Di Francesco Anggap Dirinya Campuran dari Ancelotti dan Conte

Eusebio Di Francesco mulai berada pada tingkat lain di dunia kepelatihan dengan memimpin AS Roma. Sebagai seorang pelatih, ia terinspirasi oleh 2 sosok besar Italia.

Di Francesco mulai memimpin Roma pada musim panas kemarin dan berusaha dengan baik sampai saat ini. Ia antarkan Giallorossi berselisih di papan atas dan pertahankan kesempatan mengejar Scudetto.

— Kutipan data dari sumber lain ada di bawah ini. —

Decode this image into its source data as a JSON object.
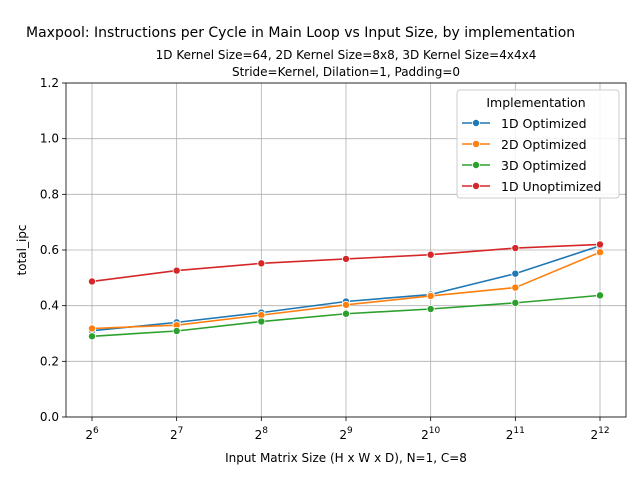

Roma sekarang ini berada di urutan 4 dengan nilai 38, selisih 4 poin saja dari Napoli yang berada di urutan puncak. Tim yang disebut sebagai ‘Serigala’ ini malah masih catatakan 1 pertandingan tambahan untuk ditampilkan, yang berarti miliki peluang untuk membuat semakin tipis jarak dengan Napoli jadi hanya 1 poin.

Untuk Di Francesco pribadi, Roma merupakan tim top pertama dalam karier kepelatihan dirinya. Sebelumnya ia pimpin para tim seperti Virtus Lanciano, Pescara, Lecce, dan Sassuolo.

Pernah diragukan ketika ditunjuk Roma, Di Francesco ternyata dapat perlihatkan dirinya bisa antarkan Roma untuk berselisih, paling tidak untuk 4 besar. Kecilnya pengalaman memimpin tim besar sampai saat ini tidak jadi gangguan yang berarti.

Di Francesco mengatakan kalau dirinya belajar dari 2 sosok, yaitu Carlo Ancelotti dan Antonio Conte. Jadi ia juga katakan kalau dirinya adalah kombinasi antara kedua pelatih itu.

“Saya menyukai ketenangan Ancelotti dan hubungan yang dapat ia ciptakan dengan para pemainnya,” ucap Di Francesco.

“Conte itu amat oke dari sudut pandang motivasi dan seorang pekerja keras di arena latihan.”

“Saya rasa, saya berada di tengah-tengah keduanya,” sambung dia.